On the other hand, I have a cousin who will be 18 next year, which is when her dad plans to tell her the truth of her birth. She knows she was adopted, but was given false information about it to hide a dirty family secret, and I can predict a major schism when the truth finally comes out.
Bottom line: whether as a birth parent or an adoptive parent, tell your kids the truth from an early age, they'll thank you for it later.
Natt H: In a couple of days at the blog we will be posting a sample letter on how to approach your first mother. I hope you find some useful advice there.
ReplyDeleteGood luck!
I recently was pressured into adopting
ReplyDeletemy baby out. I changed my mind when
the baby was born. I felt pressured
by family and friends. I went thru
with it because I felt like I didn't
have any support. In Colorado bparents
only have four days to change their
minds once the bmom signs the papers.
I’m not a mother & have no connection to adoption but as a trained mental health professional for the courts I can assure you that the data & many cases show that children like Baby Richard who are suddenly & traumatically pulled away from parents they’ve bonded with & attached to may seem ok as kids & teens but that’s not it. As adults deep emotional problems manifest resulting in failed relationships (they feel they can’t trust anyone or get close emotionally as that person may one day just be gone from their lives), substance abuse problems (drugs &/or alcohol), and a host of mental disorders. You never see the real damage until those children become adults. That’s the sad fact that no one considers. Baby Richard was a bad call and my heart goes out to him today; I hope he has been able to receive ongoing therapy to help him emotionally & psychologically. Without it, I fear his life will be exceedingly painful.
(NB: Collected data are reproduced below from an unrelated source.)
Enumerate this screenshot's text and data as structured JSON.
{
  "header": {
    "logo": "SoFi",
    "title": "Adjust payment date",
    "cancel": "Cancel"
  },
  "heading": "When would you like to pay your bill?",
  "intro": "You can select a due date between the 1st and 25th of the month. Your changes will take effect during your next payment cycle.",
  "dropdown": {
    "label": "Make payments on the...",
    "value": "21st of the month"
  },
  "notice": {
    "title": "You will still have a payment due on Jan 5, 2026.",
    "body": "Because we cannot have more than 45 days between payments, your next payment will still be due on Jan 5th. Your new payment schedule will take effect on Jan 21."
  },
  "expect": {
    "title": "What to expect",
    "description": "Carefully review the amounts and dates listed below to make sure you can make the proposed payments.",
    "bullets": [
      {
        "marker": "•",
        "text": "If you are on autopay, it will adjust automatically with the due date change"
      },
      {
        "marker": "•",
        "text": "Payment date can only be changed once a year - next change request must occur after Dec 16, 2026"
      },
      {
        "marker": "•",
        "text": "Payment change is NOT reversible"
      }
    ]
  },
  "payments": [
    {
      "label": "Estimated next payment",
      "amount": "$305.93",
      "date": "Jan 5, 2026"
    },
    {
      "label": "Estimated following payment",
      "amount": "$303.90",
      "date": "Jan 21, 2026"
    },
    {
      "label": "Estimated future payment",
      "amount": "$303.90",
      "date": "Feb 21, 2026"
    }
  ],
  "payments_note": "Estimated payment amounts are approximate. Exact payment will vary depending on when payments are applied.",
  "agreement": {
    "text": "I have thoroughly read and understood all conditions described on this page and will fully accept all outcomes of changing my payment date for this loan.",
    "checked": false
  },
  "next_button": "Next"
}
ReplyDeleteDr. Bell, since you testify for the courts, I would gather that your experience is largely related to children moved from one foster home to another or see-sawed between relatives. Baby Jessica cases are rare, thank goodness.
ReplyDeleteChildren adopted illegally and returned to their legal parent is different. These children join parents who look like them, enjoy the same types of food and entertainment, and whose minds work alike. The need for adopted people to connect with their original family is strong. Many spend years and often much money to learn their origins; the task made all the more difficult by laws sealing records.
Adoption is always traumatic for children, stripped from the comfort of a womb into the arms of people they don't recognize. Laws which protect the rights of natural parents also protect children from being needlessly adopted. To allow the adoption industry to play fast and loose with these laws is to legalize kidnapping.